Think of distributed generation as apps for a new era of energy, says Audrey Zibelman, chair of the New York Public Service Commission.
Utilities have to boldly experiment with their business model and their grid intelligence to help accelerate the energy revolution and flowering of those apps, Zibelman told the Gridwise Architecture Council’s Transactive Energy System conference in Portland.
Audrey Zibelman // Martin Rosenberg
Zibelman is at the helm of New York’s REV energy transformation. That effort was spawned by a rash of destructive storms in recent years that spurred consumers and political leaders to demand a more resilient grid, Zibelman said.
That has been folded into a broader campaign to get the state to slash carbon emissions 80 percent from 1990 levels and transform a generation fleet to one that gets half its electricity from renewables by 2030.
Utilities must learn how to grow financially in new ways – and not continue to depend on ever expanding capital expenditures, she said.

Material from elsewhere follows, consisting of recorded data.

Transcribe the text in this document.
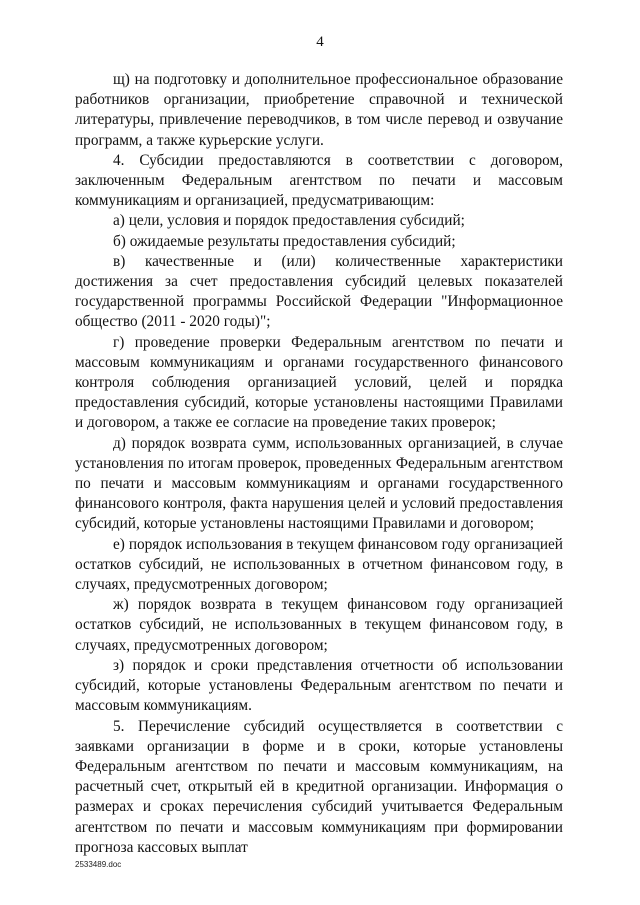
4

щ) на подготовку и дополнительное профессиональное образование работников организации, приобретение справочной и технической литературы, привлечение переводчиков, в том числе перевод и озвучание программ, а также курьерские услуги.

4. Субсидии предоставляются в соответствии с договором, заключенным Федеральным агентством по печати и массовым коммуникациям и организацией, предусматривающим:

а) цели, условия и порядок предоставления субсидий;

б) ожидаемые результаты предоставления субсидий;

в) качественные и (или) количественные характеристики достижения за счет предоставления субсидий целевых показателей государственной программы Российской Федерации "Информационное общество (2011 - 2020 годы)";

г) проведение проверки Федеральным агентством по печати и массовым коммуникациям и органами государственного финансового контроля соблюдения организацией условий, целей и порядка предоставления субсидий, которые установлены настоящими Правилами и договором, а также ее согласие на проведение таких проверок;

д) порядок возврата сумм, использованных организацией, в случае установления по итогам проверок, проведенных Федеральным агентством по печати и массовым коммуникациям и органами государственного финансового контроля, факта нарушения целей и условий предоставления субсидий, которые установлены настоящими Правилами и договором;

е) порядок использования в текущем финансовом году организацией остатков субсидий, не использованных в отчетном финансовом году, в случаях, предусмотренных договором;

ж) порядок возврата в текущем финансовом году организацией остатков субсидий, не использованных в текущем финансовом году, в случаях, предусмотренных договором;

з) порядок и сроки представления отчетности об использовании субсидий, которые установлены Федеральным агентством по печати и массовым коммуникациям.

5. Перечисление субсидий осуществляется в соответствии с заявками организации в форме и в сроки, которые установлены Федеральным агентством по печати и массовым коммуникациям, на расчетный счет, открытый ей в кредитной организации. Информация о размерах и сроках перечисления субсидий учитывается Федеральным агентством по печати и массовым коммуникациям при формировании прогноза кассовых выплат

2533489.doc
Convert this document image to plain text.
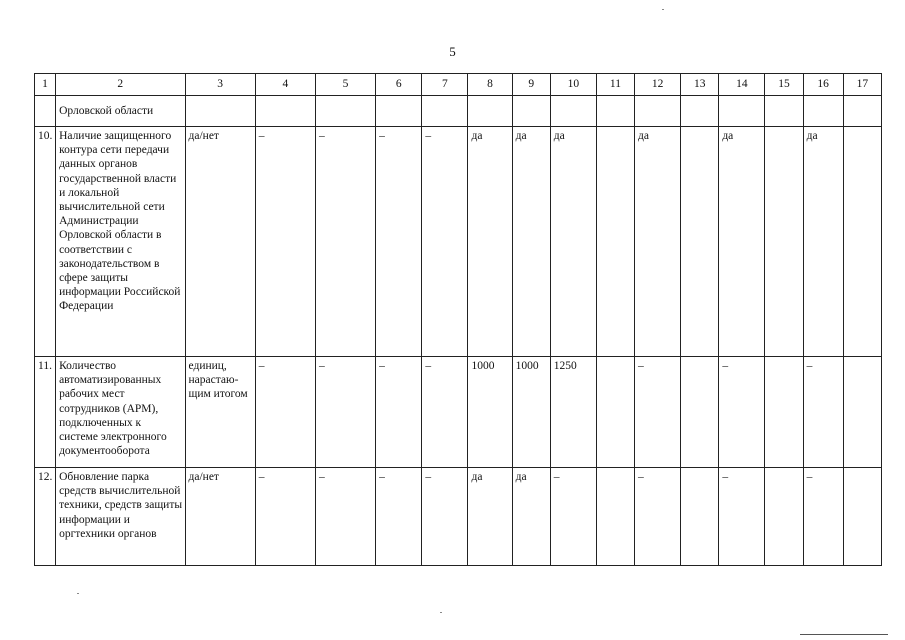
5
1	2	3	4	5	6	7	8	9	10	11	12	13	14	15	16	17
	Орловской области															
10.	Наличие защищенного контура сети передачи данных органов государственной власти и локальной вычислительной сети Администрации Орловской области в соответствии с законодательством в сфере защиты информации Российской Федерации	да/нет	–	–	–	–	да	да	да		да		да		да	
11.	Количество автоматизированных рабочих мест сотрудников (АРМ), подключенных к системе электронного документооборота	единиц, нарастаю-щим итогом	–	–	–	–	1000	1000	1250		–		–		–	
12.	Обновление парка средств вычислительной техники, средств защиты информации и оргтехники органов	да/нет	–	–	–	–	да	да	–		–		–		–	
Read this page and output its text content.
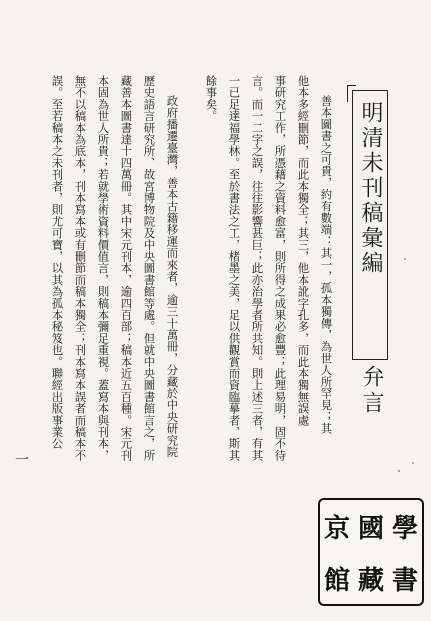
明清未刊稿彙編
弁言
善本圖書之可貴，約有數端：其一，孤本獨傳，為世人所罕見；其
他本多經刪節，而此本獨全；其三，他本訛字孔多，而此本獨無誤處
事研究工作，所憑藉之資料愈富，則所得之成果必愈豐；此理易明，固不待
言。而一二字之誤，往往影響甚巨；此亦治學者所共知。則上述三者，有其
一已足達福學林。至於書法之工，楮墨之美，足以供觀賞而資臨摹者，斯其
餘事矣。
政府播遷臺灣，善本古籍移運而來者，逾三十萬冊，分藏於中央研究院
歷史語言研究所、故宮博物院及中央圖書館等處。但就中央圖書館言之，所
藏善本圖書達十四萬冊。其中宋元刊本，逾四百部；稿本近五百種。宋元刊
本固為世人所貴；若就學術資料價值言，則稿本彌足重視。蓋寫本與刊本，
無不以稿本為底本，刊本寫本或有刪節而稿本獨全；刊本寫本誤者而稿本不
誤。至若稿本之未刊者，則尤可寶，以其為孤本秘笈也。聯經出版事業公
一
京 國 學
館 藏 書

“We as regulators need to allow them to experiment for success as well as failure,” Zibelman said. “We are only doing to learn by doing,” Zibelman said.
One overriding challenge for all promoting change is that the typical American consumer spends just 1 – 5 percent of their income on energy, she said. Consumers, however, are rightly “terrified” of losing power in a time of increasingly disruptive weather calamities, she said. “We tried to leverage that.”
Post Hurricane Sandy and other violent storms, Main Street New York came to champion microgrids and other new approaches to the energy ecosystem.
“We need to think about how to engage folks to develop the market,” Zibelman said.